Marszałek zaznaczył jednak, że wcześniej zwróci się do Krajowego Biura Wyborczego o przekazanie informacji nt. zasad i możliwości głosowania wspólnego, w wyborach do Sejmu i Senatu oraz w referendum. Wyjaśnił, że to, co usłyszał w piątek od dyrektor KBW Beaty Tokaj podczas jej konferencji prasowej, skłania go do zadania wielu pytań.
Borusewicz ocenił, że z przeprowadzeniem referendum w proponowanym przez prezydenta terminie wiązać się mogą problemy formalne, związane z faktem, że "ordynacje do wyborów parlamentarnych i referendalna się różnią". "Warunkiem najważniejszym w referendum jest frekwencja, która musi zostać bardzo dokładnie policzona. Takiego warunku nie ma w wyborach parlamentarnych" - zaznaczył.

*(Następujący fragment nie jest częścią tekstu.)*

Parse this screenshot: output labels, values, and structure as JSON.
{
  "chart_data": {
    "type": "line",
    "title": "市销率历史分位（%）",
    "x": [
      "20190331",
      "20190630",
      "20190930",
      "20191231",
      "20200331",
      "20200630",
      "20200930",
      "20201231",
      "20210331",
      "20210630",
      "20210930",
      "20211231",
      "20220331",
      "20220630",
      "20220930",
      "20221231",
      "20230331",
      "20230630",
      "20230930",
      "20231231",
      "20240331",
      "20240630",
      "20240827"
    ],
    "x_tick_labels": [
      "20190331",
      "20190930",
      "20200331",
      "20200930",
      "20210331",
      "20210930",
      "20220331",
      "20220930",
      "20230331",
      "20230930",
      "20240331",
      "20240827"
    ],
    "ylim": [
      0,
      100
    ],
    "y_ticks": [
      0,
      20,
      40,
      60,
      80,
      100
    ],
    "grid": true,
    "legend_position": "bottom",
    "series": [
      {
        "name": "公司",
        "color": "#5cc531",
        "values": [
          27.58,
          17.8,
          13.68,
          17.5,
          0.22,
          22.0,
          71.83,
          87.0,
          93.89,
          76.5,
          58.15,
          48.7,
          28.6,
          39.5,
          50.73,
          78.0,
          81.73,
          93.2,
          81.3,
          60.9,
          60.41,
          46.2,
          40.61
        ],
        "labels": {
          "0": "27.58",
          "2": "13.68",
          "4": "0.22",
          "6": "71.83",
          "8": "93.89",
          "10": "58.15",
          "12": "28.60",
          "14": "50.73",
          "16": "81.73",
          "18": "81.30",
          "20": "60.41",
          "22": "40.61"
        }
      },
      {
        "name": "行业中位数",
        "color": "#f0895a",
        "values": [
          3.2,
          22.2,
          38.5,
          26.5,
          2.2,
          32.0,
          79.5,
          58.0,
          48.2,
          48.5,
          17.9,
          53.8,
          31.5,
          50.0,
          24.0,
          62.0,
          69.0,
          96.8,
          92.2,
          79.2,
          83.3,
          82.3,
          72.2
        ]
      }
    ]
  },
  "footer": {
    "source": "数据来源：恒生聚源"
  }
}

Jak podkreślił, ma też wątpliwości co do tego, jak miałyby wyglądać godziny takiego połączonego głosowania - czy będą to godziny od 6 do 22 (jak w przypadku referendum) czy też od 7 do 21 (jak w wyborach parlamentarnych). Jak mówił, nie wie też, jak należy traktować tych, którzy przyjdą głosować na posłów i senatorów już o 6 rano bądź po godz. 21.
Borusewicz wskazywał, że jego wątpliwości dotyczą też "list wyborczych i wspólnych urn". "Uzgodnienie tych sprzeczności wymagałoby decyzji ustawodawczej. To nie jest takie proste od strony formalnej" - ocenił.
Szefowa KBW poinformowała w piątek, że gdyby 25 października odbyły się wybory do parlamentu i referendum, obowiązywałby jeden spis wyborców, karty do głosowania wrzucane byłyby do jednej urny, ale frekwencje byłyby liczone osobno. Jak mówiła, lokale wyborcze w takiej sytuacji powinny być otwarte od 6 do 22.
Borusewicz pytany o ustalenia prezydium zarządu Platformy ws. referendum oraz o zdanie senatorów PO w tej sprawie Borusewicz powiedział: "Sądzimy, że (...) należy dyskutować nad rozszerzeniem listy pytań". Zaznaczył, że na razie znany jest jedynie temat pytań, które mają zostać zadane w drugim referendum, ale nie ich dokładna treść.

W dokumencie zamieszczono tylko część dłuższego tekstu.